6. “Future of Food” (2004)—Expose of the strong-armed tactics of Monsanto and the biotech industry. They bully small farmers out of business by monopolizing the seed market and by unleashing genetically-modified foods and then persuading the U.S. government not to label GMO foods—which is required in Europe.

7. “Food Inc.” (2008)—A mixed bag, but still recommended. Good part: shows the corporationization of farms and helps smash the view that most farming is by small earnest farmers that treat their animals as pets. That’s so 20th century! Bad part: Does not advocate a vegetarian or vegan diet and is way too focused on Michael Pollan’s omnivore-centric food-elitest ideology.

8. “End of Poverty?” (2008)—Not really a food doc, but a documentary about world poverty narrated by all-around good guy Martin Sheen. Shows what the mainstream media hasn’t really covered: how colonization created a culture that left people incapable of growing their own food and made them disenfranchised and dependent upon corporate food policies. This remains in one form or another in most of the world. And you can argue that’s why most of us in American culture don’t know how to grow our own food or sometimes even cook basic meals. Although it’s sometimes too slow-paced, it delivers the necessary background about how we became disenfranchised from food in the first place.

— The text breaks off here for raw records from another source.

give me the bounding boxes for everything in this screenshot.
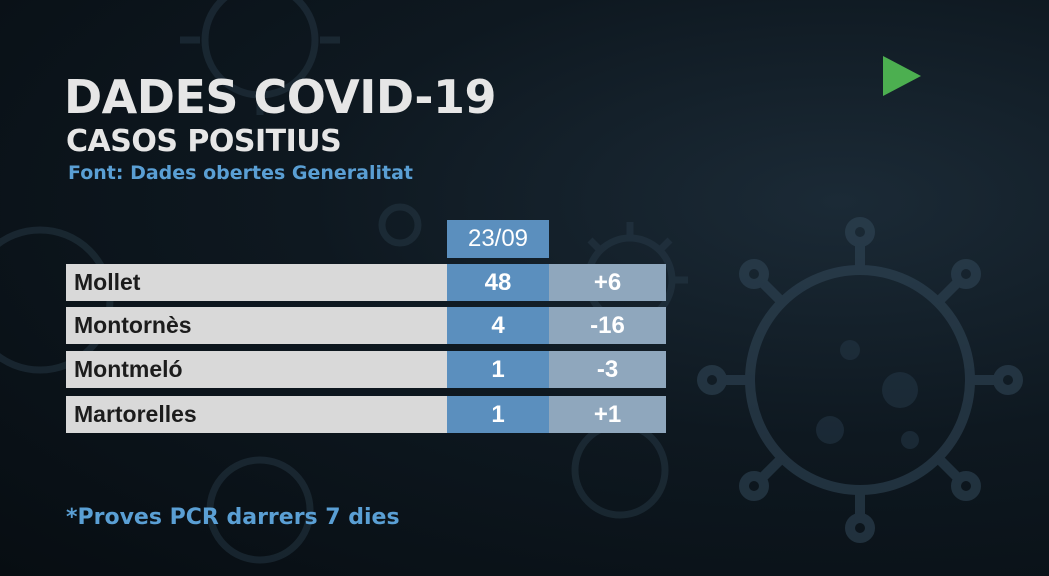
municipality-name: Mollet bbox=[66, 264, 447, 301]
page-subtitle: CASOS POSITIUS bbox=[66, 124, 342, 159]
case-change: -3 bbox=[549, 351, 666, 388]
case-change: -16 bbox=[549, 307, 666, 344]
play-icon bbox=[883, 56, 921, 96]
case-count: 48 bbox=[447, 264, 549, 301]
municipality-name: Martorelles bbox=[66, 396, 447, 433]
case-count: 4 bbox=[447, 307, 549, 344]
footnote: *Proves PCR darrers 7 dies bbox=[66, 505, 400, 530]
municipality-name: Montmeló bbox=[66, 351, 447, 388]
case-change: +1 bbox=[549, 396, 666, 433]
table-row: Montornès 4 -16 bbox=[66, 307, 666, 344]
table-row: Mollet 48 +6 bbox=[66, 264, 666, 301]
data-source: Font: Dades obertes Generalitat bbox=[68, 162, 413, 184]
case-count: 1 bbox=[447, 351, 549, 388]
case-count: 1 bbox=[447, 396, 549, 433]
table-row: Montmeló 1 -3 bbox=[66, 351, 666, 388]
table-row: Martorelles 1 +1 bbox=[66, 396, 666, 433]
municipality-name: Montornès bbox=[66, 307, 447, 344]
page-title: DADES COVID-19 bbox=[64, 70, 497, 124]
case-change: +6 bbox=[549, 264, 666, 301]
date-column-header: 23/09 bbox=[447, 220, 549, 258]
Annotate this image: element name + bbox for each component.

9. “Dirt: The Movie” (2009)—Gets a little touchy-feelie at times and loses steam in the last third of the movie. But it still changes the way you view something you see and feel everyday, the earth beneath your feet that grows our food.

10. “Food Fight” (2008)—Continues the trend of detailing the agribusiness practices with the usual opinions from too-much interviewed Michael Pollan. But the strength of the movie is the call-to-arms about farmer’s markets and DIY gardening. It shows there is both a backlash against modern agribusiness and an alternative to it.

John A. Zukowski worked for more than a decade as a feature writer reporting about pop culture, music and religion for daily newspapers. He's now a freelance writer who lives in Eastern Pennsylvania with his wife Kim.